MARC’s Chairman, En Mohammad Abdullah, in his speech said that 2008 was a challenging year for the domestic debt capital markets. “The first three quarters of 2008 saw robust new bonds issuances totaling RM43.5 billion, but new bond issuances dropped considerably in the fourth quarter to RM5.1 billion. Total new bonds issuances in 2008 fell to RM48.6 billion from RM54 billion in 2007.”

MARC’s Chief Executive Officer, En Mohd Razlan Mohamed commented that the global economic turmoil will result in continued risk aversion towards lower rated corporate bonds.

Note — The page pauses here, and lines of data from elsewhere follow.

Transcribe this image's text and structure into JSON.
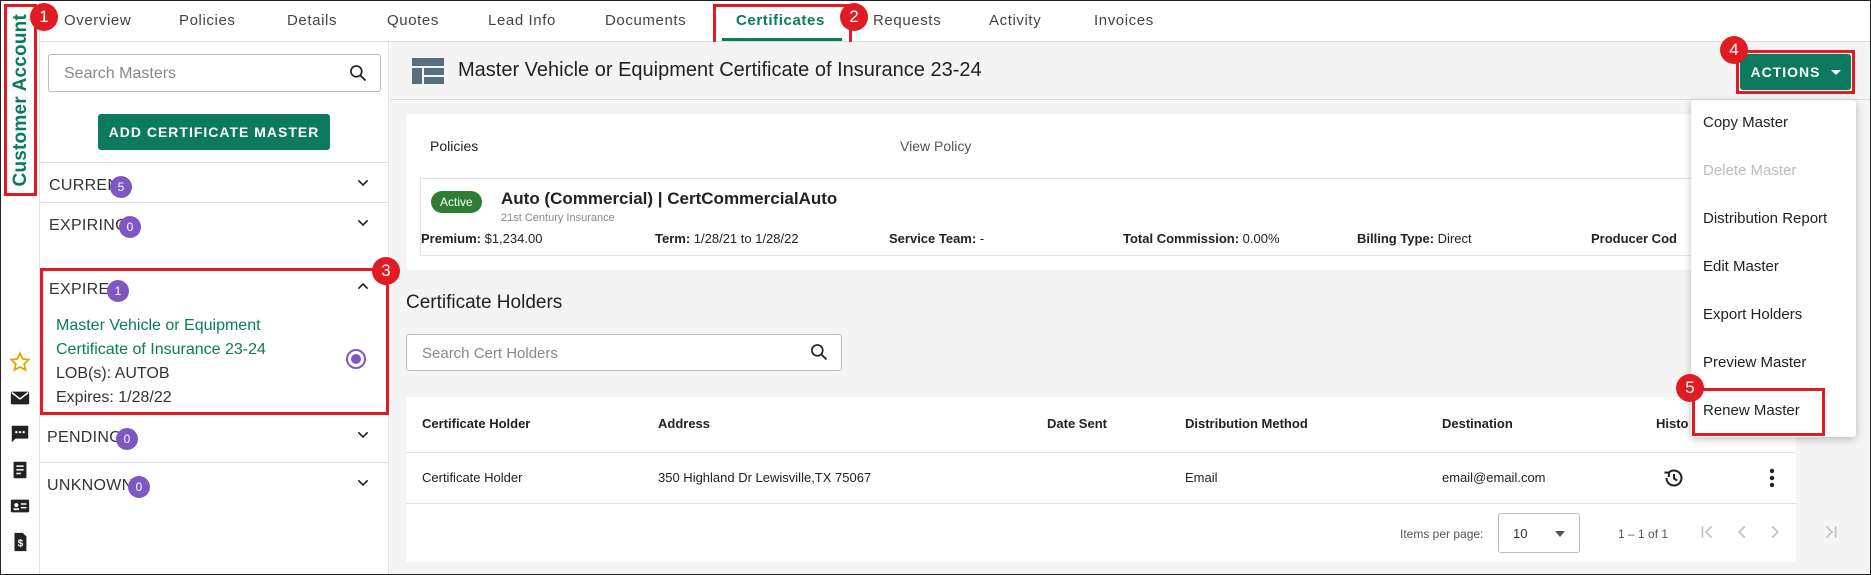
{
  "sidebar_strip": {
    "title": "Customer Account",
    "icons": [
      "star-icon",
      "mail-icon",
      "message-icon",
      "document-icon",
      "id-card-icon",
      "invoice-icon"
    ]
  },
  "tabs": [
    "Overview",
    "Policies",
    "Details",
    "Quotes",
    "Lead Info",
    "Documents",
    "Certificates",
    "Requests",
    "Activity",
    "Invoices"
  ],
  "active_tab": "Certificates",
  "callouts": [
    "1",
    "2",
    "3",
    "4",
    "5"
  ],
  "left_panel": {
    "search_placeholder": "Search Masters",
    "add_button": "ADD CERTIFICATE MASTER",
    "segments": [
      {
        "label": "CURRENT",
        "count": "5",
        "expanded": false
      },
      {
        "label": "EXPIRING",
        "count": "0",
        "expanded": false
      },
      {
        "label": "EXPIRED",
        "count": "1",
        "expanded": true
      },
      {
        "label": "PENDING",
        "count": "0",
        "expanded": false
      },
      {
        "label": "UNKNOWN",
        "count": "0",
        "expanded": false
      }
    ],
    "expired_item": {
      "title_line1": "Master Vehicle or Equipment",
      "title_line2": "Certificate of Insurance 23-24",
      "lob": "LOB(s): AUTOB",
      "expires": "Expires: 1/28/22"
    }
  },
  "main": {
    "title": "Master Vehicle or Equipment Certificate of Insurance 23-24",
    "actions_label": "ACTIONS",
    "policies": {
      "header": "Policies",
      "view_policy": "View Policy",
      "status": "Active",
      "policy_title": "Auto (Commercial) | CertCommercialAuto",
      "carrier": "21st Century Insurance",
      "fields": [
        {
          "label": "Premium:",
          "value": "$1,234.00"
        },
        {
          "label": "Term:",
          "value": "1/28/21 to 1/28/22"
        },
        {
          "label": "Service Team:",
          "value": "-"
        },
        {
          "label": "Total Commission:",
          "value": "0.00%"
        },
        {
          "label": "Billing Type:",
          "value": "Direct"
        },
        {
          "label": "Producer Cod",
          "value": ""
        }
      ]
    },
    "cert_holders": {
      "title": "Certificate Holders",
      "search_placeholder": "Search Cert Holders",
      "columns": [
        "Certificate Holder",
        "Address",
        "Date Sent",
        "Distribution Method",
        "Destination",
        "Histo"
      ],
      "rows": [
        {
          "holder": "Certificate Holder",
          "address": "350 Highland Dr Lewisville,TX 75067",
          "date_sent": "",
          "method": "Email",
          "destination": "email@email.com"
        }
      ],
      "items_per_page_label": "Items per page:",
      "items_per_page": "10",
      "range": "1 – 1 of 1"
    }
  },
  "actions_menu": [
    {
      "label": "Copy Master",
      "disabled": false
    },
    {
      "label": "Delete Master",
      "disabled": true
    },
    {
      "label": "Distribution Report",
      "disabled": false
    },
    {
      "label": "Edit Master",
      "disabled": false
    },
    {
      "label": "Export Holders",
      "disabled": false
    },
    {
      "label": "Preview Master",
      "disabled": false
    },
    {
      "label": "Renew Master",
      "disabled": false
    }
  ],
  "colors": {
    "accent": "#0b7a5e",
    "callout": "#e01b24",
    "badge": "#7e57c2",
    "active": "#2e7d32"
  }
}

“A flight to safe haven investments such as government bonds is expected to persist going forward. Given this challenging environment, the value of new corporate bonds issuances is expected to drop to around RM25 to RM30 billion,” Razlan said. He envisages the government will continue to be proactive in its intervention policy to ensure that the domestic bond market remains relevant to both issuers and investors.

The Lead Managers Appreciation Night is held annually to showcase Malaysia’s top achievers in bringing MARC-rated bond deals to the market. The awards presented by Y.B. Tan Sri Nor Yakcob, are highly coveted by capital market players.